Trying to help brings only frustration

A sobering report from Total Essex tells of a Chelmsford couple who must feel like banging their heads against the nearest availlable brick wall.

When one of them was started on self-injection therapy, the couple were intent on doing rhe right thing. Sharps into a suitable container, to be removed for disposal. But then the problem started. the GP who prescribed the drugs, and they syringes, and the needles, woud not take in a single small sharps bin for disposal. Nor would the nurses. Nor would the local hospital. The Local Authority exhibited the most unbelievable buearocracy with a steady stream on time- and money-wasting nonsense to manage a problem that could so easily be solved with a little good will and common sense.

Devolved budgeting is an inevitable feature of our lives, and it is undertandable that no one agency will step in to accept a cost that might be the responsibility of another. But ‘customer service’ must never be overlooked.

 

“Derek Cooper, 79, volunteered to give his 84-year-old wife Lois blood-thickening  injections at home prior to an operation to save the NHS the costs of a district nurse calling.

“When he tried to dispose safely of the needles and empty containers, he ran into bureaucracy – with both his GP and Broomfield Hospital refusing to put the waste in their own bins and two official council contractors visiting his home.

“I was told the local doctors have no facility for disposing of clinical waste from patients’ homes and that it was the responsibility of the local council,” he said.

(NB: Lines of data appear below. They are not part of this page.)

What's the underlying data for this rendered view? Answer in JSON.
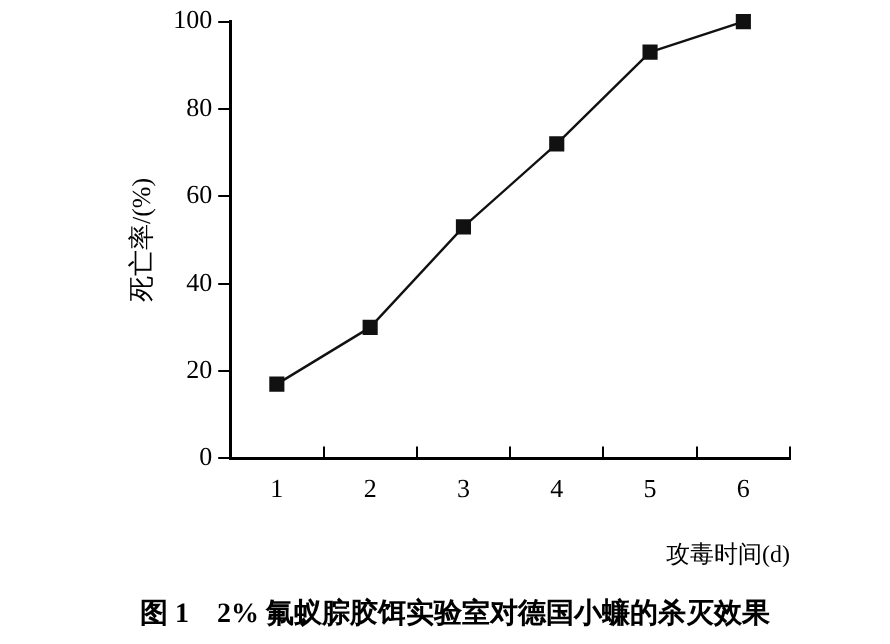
{
  "chart_data": {
    "type": "line",
    "title": "图 1　2% 氟蚁腙胶饵实验室对德国小蠊的杀灭效果",
    "xlabel": "攻毒时间(d)",
    "ylabel": "死亡率/(%)",
    "categories": [
      "1",
      "2",
      "3",
      "4",
      "5",
      "6"
    ],
    "series": [
      {
        "color": "#111111",
        "values": [
          17,
          30,
          53,
          72,
          93,
          100
        ]
      }
    ],
    "ylim": [
      0,
      100
    ],
    "yticks": [
      0,
      20,
      40,
      60,
      80,
      100
    ],
    "grid": false,
    "legend": false,
    "marker": "square",
    "line_style": "solid"
  }
}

“I was prescribed the needles by my GP, shown the injection procedure by the nurse, who gave me the official box for their disposal and I carried out the injections leaving me with some clinical waste.

“Fine until then. But my GP’s surgery would not accept this small amount of waste to dispose of with theirs. Why, I do not know.

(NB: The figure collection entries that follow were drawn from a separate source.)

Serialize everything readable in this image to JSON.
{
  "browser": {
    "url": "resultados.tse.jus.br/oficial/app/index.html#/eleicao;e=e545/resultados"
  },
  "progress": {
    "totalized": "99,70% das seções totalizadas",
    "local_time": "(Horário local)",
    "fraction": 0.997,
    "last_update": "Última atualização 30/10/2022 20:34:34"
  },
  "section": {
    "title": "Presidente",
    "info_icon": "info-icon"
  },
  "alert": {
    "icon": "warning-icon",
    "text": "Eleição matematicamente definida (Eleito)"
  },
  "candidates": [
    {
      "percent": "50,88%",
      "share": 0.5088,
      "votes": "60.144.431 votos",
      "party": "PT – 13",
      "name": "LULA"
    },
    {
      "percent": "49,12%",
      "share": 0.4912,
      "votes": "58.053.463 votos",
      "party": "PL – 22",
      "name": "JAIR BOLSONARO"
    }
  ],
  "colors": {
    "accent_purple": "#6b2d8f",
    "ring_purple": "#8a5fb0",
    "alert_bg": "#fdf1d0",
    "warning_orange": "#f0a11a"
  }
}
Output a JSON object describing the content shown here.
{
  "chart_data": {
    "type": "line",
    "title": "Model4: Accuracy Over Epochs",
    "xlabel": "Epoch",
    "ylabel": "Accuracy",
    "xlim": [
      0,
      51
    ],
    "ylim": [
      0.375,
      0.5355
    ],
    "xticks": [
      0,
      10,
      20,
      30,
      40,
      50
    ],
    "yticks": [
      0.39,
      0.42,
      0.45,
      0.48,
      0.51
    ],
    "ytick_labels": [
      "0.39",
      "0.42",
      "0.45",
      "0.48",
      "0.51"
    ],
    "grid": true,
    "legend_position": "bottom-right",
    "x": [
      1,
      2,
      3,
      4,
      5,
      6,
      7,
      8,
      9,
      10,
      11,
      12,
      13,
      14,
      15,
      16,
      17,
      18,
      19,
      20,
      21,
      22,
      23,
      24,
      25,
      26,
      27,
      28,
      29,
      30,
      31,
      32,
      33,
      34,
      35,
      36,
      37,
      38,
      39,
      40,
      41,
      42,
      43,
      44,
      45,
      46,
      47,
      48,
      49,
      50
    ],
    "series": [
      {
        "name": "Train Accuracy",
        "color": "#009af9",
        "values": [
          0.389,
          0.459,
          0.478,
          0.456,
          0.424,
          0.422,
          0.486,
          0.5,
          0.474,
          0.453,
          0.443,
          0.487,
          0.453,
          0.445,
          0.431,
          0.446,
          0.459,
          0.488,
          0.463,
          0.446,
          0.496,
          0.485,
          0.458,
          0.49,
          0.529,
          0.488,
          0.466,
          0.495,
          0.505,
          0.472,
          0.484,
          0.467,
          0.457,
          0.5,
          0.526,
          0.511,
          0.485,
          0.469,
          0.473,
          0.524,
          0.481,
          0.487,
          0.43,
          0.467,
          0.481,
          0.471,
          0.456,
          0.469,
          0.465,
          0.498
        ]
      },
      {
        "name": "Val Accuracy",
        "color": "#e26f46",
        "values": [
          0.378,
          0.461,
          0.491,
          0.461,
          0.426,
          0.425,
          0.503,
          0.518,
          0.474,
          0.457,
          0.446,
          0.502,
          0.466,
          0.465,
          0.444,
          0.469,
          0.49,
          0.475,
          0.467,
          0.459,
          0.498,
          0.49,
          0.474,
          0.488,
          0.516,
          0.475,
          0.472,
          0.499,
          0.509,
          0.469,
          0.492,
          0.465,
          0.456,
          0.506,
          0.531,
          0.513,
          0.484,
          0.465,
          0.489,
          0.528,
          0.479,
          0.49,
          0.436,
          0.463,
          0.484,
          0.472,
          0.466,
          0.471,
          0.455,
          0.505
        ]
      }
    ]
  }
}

“They gave me a local council phone number saying they have to collect and dispose of it.

“I phoned the council waste management and a council employee called round, in a council vehicle, just for a signature to say I had clinical waste for collection.

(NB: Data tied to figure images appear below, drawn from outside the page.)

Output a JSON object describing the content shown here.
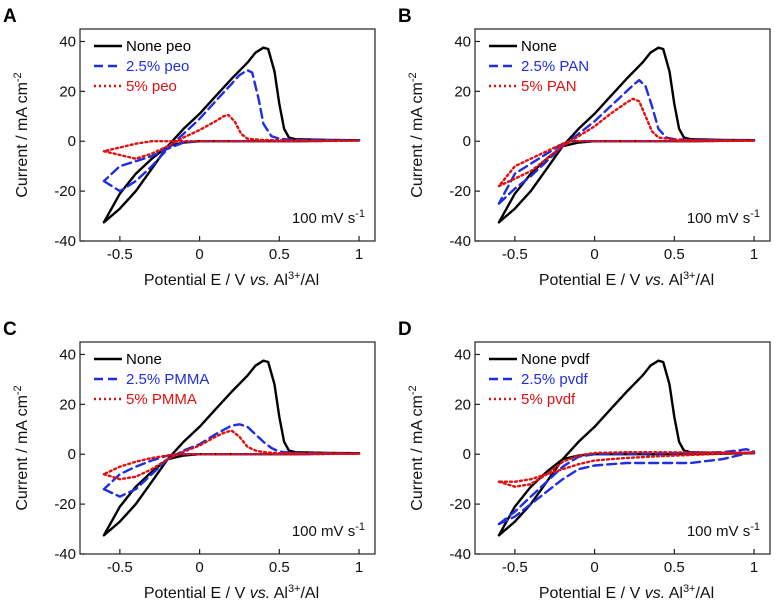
{
  "chart_data": [
    {
      "panel": "A",
      "type": "line",
      "xlabel": "Potential E / V vs. Al3+/Al",
      "ylabel": "Current / mA cm-2",
      "xlim": [
        -0.75,
        1.1
      ],
      "ylim": [
        -40,
        45
      ],
      "xticks": [
        -0.5,
        0.0,
        0.5,
        1.0
      ],
      "yticks": [
        -40,
        -20,
        0,
        20,
        40
      ],
      "annotation": "100 mV s-1",
      "legend_position": "top-left",
      "series": [
        {
          "name": "None peo",
          "color": "#000000",
          "dash": "solid",
          "x": [
            -0.6,
            -0.5,
            -0.4,
            -0.3,
            -0.2,
            -0.1,
            0.0,
            0.1,
            0.2,
            0.3,
            0.35,
            0.4,
            0.43,
            0.47,
            0.5,
            0.53,
            0.56,
            0.6,
            0.8,
            1.0,
            0.8,
            0.6,
            0.5,
            0.4,
            0.3,
            0.2,
            0.1,
            0.0,
            -0.1,
            -0.2,
            -0.3,
            -0.4,
            -0.5,
            -0.6
          ],
          "y": [
            -32.5,
            -27,
            -20,
            -11,
            -2,
            5,
            11,
            18,
            25,
            31.5,
            35.5,
            37.5,
            37,
            28,
            15,
            5,
            1.5,
            0.8,
            0.5,
            0.4,
            0.2,
            0,
            0,
            0,
            0,
            0,
            0,
            0,
            -0.5,
            -2,
            -7,
            -13,
            -21,
            -32.5
          ]
        },
        {
          "name": "2.5% peo",
          "color": "#1f2fe0",
          "dash": "dashed",
          "x": [
            -0.6,
            -0.5,
            -0.4,
            -0.3,
            -0.2,
            -0.1,
            0.0,
            0.1,
            0.2,
            0.25,
            0.3,
            0.33,
            0.37,
            0.4,
            0.45,
            0.5,
            0.6,
            1.0,
            0.6,
            0.4,
            0.2,
            0.0,
            -0.1,
            -0.2,
            -0.3,
            -0.4,
            -0.5,
            -0.6
          ],
          "y": [
            -16,
            -20,
            -16,
            -10,
            -3,
            3,
            9,
            16,
            23,
            26.5,
            28.5,
            27.5,
            17,
            7,
            2,
            1,
            0.5,
            0.3,
            0,
            0,
            0,
            0,
            -0.5,
            -3,
            -6,
            -8,
            -10,
            -16
          ]
        },
        {
          "name": "5% peo",
          "color": "#e01010",
          "dash": "dotted",
          "x": [
            -0.6,
            -0.5,
            -0.4,
            -0.3,
            -0.2,
            -0.1,
            0.0,
            0.1,
            0.15,
            0.18,
            0.22,
            0.26,
            0.3,
            0.4,
            0.6,
            1.0,
            0.6,
            0.3,
            0.0,
            -0.2,
            -0.3,
            -0.4,
            -0.5,
            -0.6
          ],
          "y": [
            -4,
            -5.5,
            -7,
            -5,
            -2,
            1.5,
            4.5,
            8,
            10,
            10.5,
            8,
            3,
            1,
            0.5,
            0.3,
            0.2,
            0,
            0,
            0,
            0,
            0,
            -1,
            -2.5,
            -4
          ]
        }
      ]
    },
    {
      "panel": "B",
      "type": "line",
      "xlabel": "Potential E / V vs. Al3+/Al",
      "ylabel": "Current / mA cm-2",
      "xlim": [
        -0.75,
        1.1
      ],
      "ylim": [
        -40,
        45
      ],
      "xticks": [
        -0.5,
        0.0,
        0.5,
        1.0
      ],
      "yticks": [
        -40,
        -20,
        0,
        20,
        40
      ],
      "annotation": "100 mV s-1",
      "legend_position": "top-left",
      "series": [
        {
          "name": "None",
          "color": "#000000",
          "dash": "solid",
          "x": [
            -0.6,
            -0.5,
            -0.4,
            -0.3,
            -0.2,
            -0.1,
            0.0,
            0.1,
            0.2,
            0.3,
            0.35,
            0.4,
            0.43,
            0.47,
            0.5,
            0.53,
            0.56,
            0.6,
            0.8,
            1.0,
            0.8,
            0.6,
            0.5,
            0.4,
            0.3,
            0.2,
            0.1,
            0.0,
            -0.1,
            -0.2,
            -0.3,
            -0.4,
            -0.5,
            -0.6
          ],
          "y": [
            -32.5,
            -27,
            -20,
            -11,
            -2,
            5,
            11,
            18,
            25,
            31.5,
            35.5,
            37.5,
            37,
            28,
            15,
            5,
            1.5,
            0.8,
            0.5,
            0.4,
            0.2,
            0,
            0,
            0,
            0,
            0,
            0,
            0,
            -0.5,
            -2,
            -7,
            -13,
            -21,
            -32.5
          ]
        },
        {
          "name": "2.5% PAN",
          "color": "#1f2fe0",
          "dash": "dashed",
          "x": [
            -0.6,
            -0.5,
            -0.4,
            -0.3,
            -0.2,
            -0.1,
            0.0,
            0.1,
            0.2,
            0.25,
            0.28,
            0.32,
            0.36,
            0.4,
            0.45,
            0.5,
            0.6,
            1.0,
            0.6,
            0.3,
            0.0,
            -0.15,
            -0.2,
            -0.3,
            -0.4,
            -0.5,
            -0.6
          ],
          "y": [
            -25,
            -19,
            -14,
            -8,
            -2,
            3,
            8,
            14,
            20,
            23,
            24.5,
            22,
            14,
            5,
            1.5,
            0.8,
            0.5,
            0.3,
            0,
            0,
            0,
            0,
            -1,
            -5,
            -9,
            -13,
            -25
          ]
        },
        {
          "name": "5% PAN",
          "color": "#e01010",
          "dash": "dotted",
          "x": [
            -0.6,
            -0.5,
            -0.4,
            -0.3,
            -0.2,
            -0.1,
            0.0,
            0.1,
            0.2,
            0.24,
            0.28,
            0.32,
            0.36,
            0.4,
            0.5,
            0.6,
            1.0,
            0.6,
            0.3,
            0.0,
            -0.15,
            -0.2,
            -0.3,
            -0.4,
            -0.5,
            -0.6
          ],
          "y": [
            -18,
            -15,
            -12,
            -7,
            -2,
            2,
            6,
            11,
            15.5,
            17,
            16,
            10,
            4,
            1.5,
            0.7,
            0.4,
            0.2,
            0,
            0,
            0,
            0,
            -1,
            -4,
            -7,
            -10,
            -18
          ]
        }
      ]
    },
    {
      "panel": "C",
      "type": "line",
      "xlabel": "Potential E / V vs. Al3+/Al",
      "ylabel": "Current / mA cm-2",
      "xlim": [
        -0.75,
        1.1
      ],
      "ylim": [
        -40,
        45
      ],
      "xticks": [
        -0.5,
        0.0,
        0.5,
        1.0
      ],
      "yticks": [
        -40,
        -20,
        0,
        20,
        40
      ],
      "annotation": "100 mV s-1",
      "legend_position": "top-left",
      "series": [
        {
          "name": "None",
          "color": "#000000",
          "dash": "solid",
          "x": [
            -0.6,
            -0.5,
            -0.4,
            -0.3,
            -0.2,
            -0.1,
            0.0,
            0.1,
            0.2,
            0.3,
            0.35,
            0.4,
            0.43,
            0.47,
            0.5,
            0.53,
            0.56,
            0.6,
            0.8,
            1.0,
            0.8,
            0.6,
            0.5,
            0.4,
            0.3,
            0.2,
            0.1,
            0.0,
            -0.1,
            -0.2,
            -0.3,
            -0.4,
            -0.5,
            -0.6
          ],
          "y": [
            -32.5,
            -27,
            -20,
            -11,
            -2,
            5,
            11,
            18,
            25,
            31.5,
            35.5,
            37.5,
            37,
            28,
            15,
            5,
            1.5,
            0.8,
            0.5,
            0.4,
            0.2,
            0,
            0,
            0,
            0,
            0,
            0,
            0,
            -0.5,
            -2,
            -7,
            -13,
            -21,
            -32.5
          ]
        },
        {
          "name": "2.5% PMMA",
          "color": "#1f2fe0",
          "dash": "dashed",
          "x": [
            -0.6,
            -0.5,
            -0.4,
            -0.3,
            -0.2,
            -0.1,
            0.0,
            0.1,
            0.2,
            0.25,
            0.3,
            0.35,
            0.4,
            0.45,
            0.5,
            0.6,
            1.0,
            0.6,
            0.3,
            0.0,
            -0.15,
            -0.2,
            -0.3,
            -0.4,
            -0.5,
            -0.6
          ],
          "y": [
            -14,
            -17,
            -14,
            -8,
            -2,
            1.5,
            4,
            8,
            11.5,
            12,
            11,
            8,
            5,
            2.5,
            1,
            0.5,
            0.3,
            0,
            0,
            0,
            0,
            -0.5,
            -2.5,
            -5,
            -8,
            -14
          ]
        },
        {
          "name": "5% PMMA",
          "color": "#e01010",
          "dash": "dotted",
          "x": [
            -0.6,
            -0.5,
            -0.4,
            -0.3,
            -0.2,
            -0.1,
            0.0,
            0.1,
            0.15,
            0.2,
            0.25,
            0.3,
            0.35,
            0.4,
            0.5,
            0.6,
            1.0,
            0.6,
            0.3,
            0.0,
            -0.15,
            -0.2,
            -0.3,
            -0.4,
            -0.5,
            -0.6
          ],
          "y": [
            -8,
            -10,
            -9,
            -6,
            -2,
            1,
            3.5,
            7,
            8.5,
            9.5,
            7,
            3,
            1.5,
            0.8,
            0.4,
            0.3,
            0.2,
            0,
            0,
            0,
            0,
            -0.5,
            -1.5,
            -3,
            -5,
            -8
          ]
        }
      ]
    },
    {
      "panel": "D",
      "type": "line",
      "xlabel": "Potential E / V vs. Al3+/Al",
      "ylabel": "Current / mA cm-2",
      "xlim": [
        -0.75,
        1.1
      ],
      "ylim": [
        -40,
        45
      ],
      "xticks": [
        -0.5,
        0.0,
        0.5,
        1.0
      ],
      "yticks": [
        -40,
        -20,
        0,
        20,
        40
      ],
      "annotation": "100 mV s-1",
      "legend_position": "top-left",
      "series": [
        {
          "name": "None pvdf",
          "color": "#000000",
          "dash": "solid",
          "x": [
            -0.6,
            -0.5,
            -0.4,
            -0.3,
            -0.2,
            -0.1,
            0.0,
            0.1,
            0.2,
            0.3,
            0.35,
            0.4,
            0.43,
            0.47,
            0.5,
            0.53,
            0.56,
            0.6,
            0.8,
            1.0,
            0.8,
            0.6,
            0.5,
            0.4,
            0.3,
            0.2,
            0.1,
            0.0,
            -0.1,
            -0.2,
            -0.3,
            -0.4,
            -0.5,
            -0.6
          ],
          "y": [
            -32.5,
            -27,
            -20,
            -11,
            -2,
            5,
            11,
            18,
            25,
            31.5,
            35.5,
            37.5,
            37,
            28,
            15,
            5,
            1.5,
            0.8,
            0.5,
            0.4,
            0.2,
            0,
            0,
            0,
            0,
            0,
            0,
            0,
            -0.5,
            -2,
            -7,
            -13,
            -21,
            -32.5
          ]
        },
        {
          "name": "2.5% pvdf",
          "color": "#1f2fe0",
          "dash": "dashed",
          "x": [
            -0.6,
            -0.5,
            -0.4,
            -0.3,
            -0.2,
            -0.1,
            0.0,
            0.2,
            0.4,
            0.6,
            0.8,
            0.9,
            0.95,
            1.0,
            0.9,
            0.8,
            0.6,
            0.4,
            0.2,
            0.1,
            0.0,
            -0.1,
            -0.2,
            -0.3,
            -0.4,
            -0.5,
            -0.6
          ],
          "y": [
            -28,
            -23,
            -17,
            -11,
            -5,
            -1,
            0,
            0.2,
            0.3,
            0.5,
            0.8,
            1.5,
            2,
            1,
            -0.5,
            -2,
            -3.5,
            -3.5,
            -3.5,
            -4,
            -4.5,
            -6,
            -10,
            -15,
            -20,
            -25,
            -28
          ]
        },
        {
          "name": "5% pvdf",
          "color": "#e01010",
          "dash": "dotted",
          "x": [
            -0.6,
            -0.5,
            -0.4,
            -0.3,
            -0.2,
            -0.1,
            0.0,
            0.2,
            0.4,
            0.6,
            0.8,
            1.0,
            0.8,
            0.6,
            0.4,
            0.2,
            0.1,
            0.0,
            -0.1,
            -0.2,
            -0.3,
            -0.4,
            -0.5,
            -0.6
          ],
          "y": [
            -11,
            -13,
            -12,
            -8,
            -3,
            -0.5,
            0.5,
            0.8,
            0.8,
            0.7,
            0.6,
            0.6,
            0.2,
            -0.3,
            -0.8,
            -1.5,
            -2,
            -2.5,
            -4,
            -6,
            -8,
            -10,
            -11,
            -11
          ]
        }
      ]
    }
  ]
}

“I asked him if he was going to take my waste needles and he said a contractor had to collect them.

“This disposal process has lasted over two weeks, took two callers, and duplicated paperwork.

What a pathetic tale of incompetence. In these straightened times, job losses are increasingly likley. It seems that there are opportunities in Chelmsford, with several people not pullingtheir weight and too much time on their hands!

Well done, Mr & Mrs Cooper, and to Total Essex, for reporting this story. Hopefully, they can bring sufficient pressure to bear to ensure such nonsence never happens again.